北海道函館市寅沢町などの道有林で、民間事業者による風力発電施設の建設計画が浮上し、市民有志が計画中止を求める市民団体「函館の水源と生態系を守る会」を設立した。団体は「函館市街に供給する水源地を破壊する」などとして署名活動を始めており、函館市出身のロックバンド「GLAY」のTERUさんもSNSで署名を呼びかけている。
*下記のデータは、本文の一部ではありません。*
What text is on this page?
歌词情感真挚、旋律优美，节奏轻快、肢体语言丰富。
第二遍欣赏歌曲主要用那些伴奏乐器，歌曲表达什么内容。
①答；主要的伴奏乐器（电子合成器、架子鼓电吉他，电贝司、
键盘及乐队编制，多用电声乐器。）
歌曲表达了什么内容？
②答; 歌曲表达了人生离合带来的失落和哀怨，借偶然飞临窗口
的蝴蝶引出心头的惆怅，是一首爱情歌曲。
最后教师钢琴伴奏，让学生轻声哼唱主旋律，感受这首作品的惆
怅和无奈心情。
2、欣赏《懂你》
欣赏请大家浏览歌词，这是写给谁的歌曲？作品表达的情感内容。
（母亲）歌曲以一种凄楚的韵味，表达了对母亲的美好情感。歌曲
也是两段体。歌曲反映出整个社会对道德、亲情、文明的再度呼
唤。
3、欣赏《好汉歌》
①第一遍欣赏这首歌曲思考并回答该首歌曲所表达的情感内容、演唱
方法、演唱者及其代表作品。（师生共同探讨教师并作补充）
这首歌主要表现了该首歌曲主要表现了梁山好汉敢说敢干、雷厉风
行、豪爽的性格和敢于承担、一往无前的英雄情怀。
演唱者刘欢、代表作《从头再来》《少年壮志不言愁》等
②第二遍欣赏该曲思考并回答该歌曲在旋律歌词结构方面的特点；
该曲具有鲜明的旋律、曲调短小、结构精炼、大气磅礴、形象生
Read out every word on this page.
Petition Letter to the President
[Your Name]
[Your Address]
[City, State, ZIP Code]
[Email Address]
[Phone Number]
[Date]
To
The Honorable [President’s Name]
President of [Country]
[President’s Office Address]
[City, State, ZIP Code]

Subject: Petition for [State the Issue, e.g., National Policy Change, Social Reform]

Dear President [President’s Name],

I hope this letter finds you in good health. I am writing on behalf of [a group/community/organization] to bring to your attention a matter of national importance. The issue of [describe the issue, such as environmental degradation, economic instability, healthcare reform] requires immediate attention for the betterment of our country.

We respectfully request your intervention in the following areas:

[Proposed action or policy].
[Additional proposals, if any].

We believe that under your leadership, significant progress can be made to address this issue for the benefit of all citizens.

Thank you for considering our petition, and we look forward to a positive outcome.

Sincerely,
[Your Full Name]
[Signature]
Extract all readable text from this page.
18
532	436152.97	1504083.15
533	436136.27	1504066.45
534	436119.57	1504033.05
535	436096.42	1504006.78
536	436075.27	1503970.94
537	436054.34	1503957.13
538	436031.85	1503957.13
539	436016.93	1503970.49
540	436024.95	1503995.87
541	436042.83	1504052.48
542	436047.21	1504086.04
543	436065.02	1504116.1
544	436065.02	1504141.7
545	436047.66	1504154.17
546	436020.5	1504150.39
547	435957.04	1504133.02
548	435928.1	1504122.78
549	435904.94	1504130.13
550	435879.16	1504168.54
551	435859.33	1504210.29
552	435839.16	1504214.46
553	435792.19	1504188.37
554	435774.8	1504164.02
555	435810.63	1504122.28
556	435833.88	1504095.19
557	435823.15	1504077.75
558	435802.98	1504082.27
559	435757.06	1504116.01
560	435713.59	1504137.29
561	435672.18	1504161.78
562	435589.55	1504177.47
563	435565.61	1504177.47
建設計画は、米国系発電会社「インベナジー・ウインド合同会社」(東京)が「(仮称)函館寅沢風力発電事業」として策定した。
同社の環境影響評価方法書などによると、函館市寅沢町などの対象事業実施区域の約1118ヘクタールに最大11基の風力発電機を設置し、最大出力は4万7300キロワットを想定している。
2031年4月に着工し、34年10月に試験運転、35年1月に営業運転を開始する予定。風力発電機の設置予定範囲は、樹木の伐採が制限される「水源涵養(かんよう)保安林」も含まれており、施設規模によっては道が保安林の指定を解除する必要があるという。
道渡島総合振興局によると、建設計画は現在、事業者が環境影響評価法に基づき、環境影響評価方法書を公表し、市民らからの一般意見を受け付ける段階となっている。事業者は今後、一般意見をとりまとめ、意見概要を道に提出する。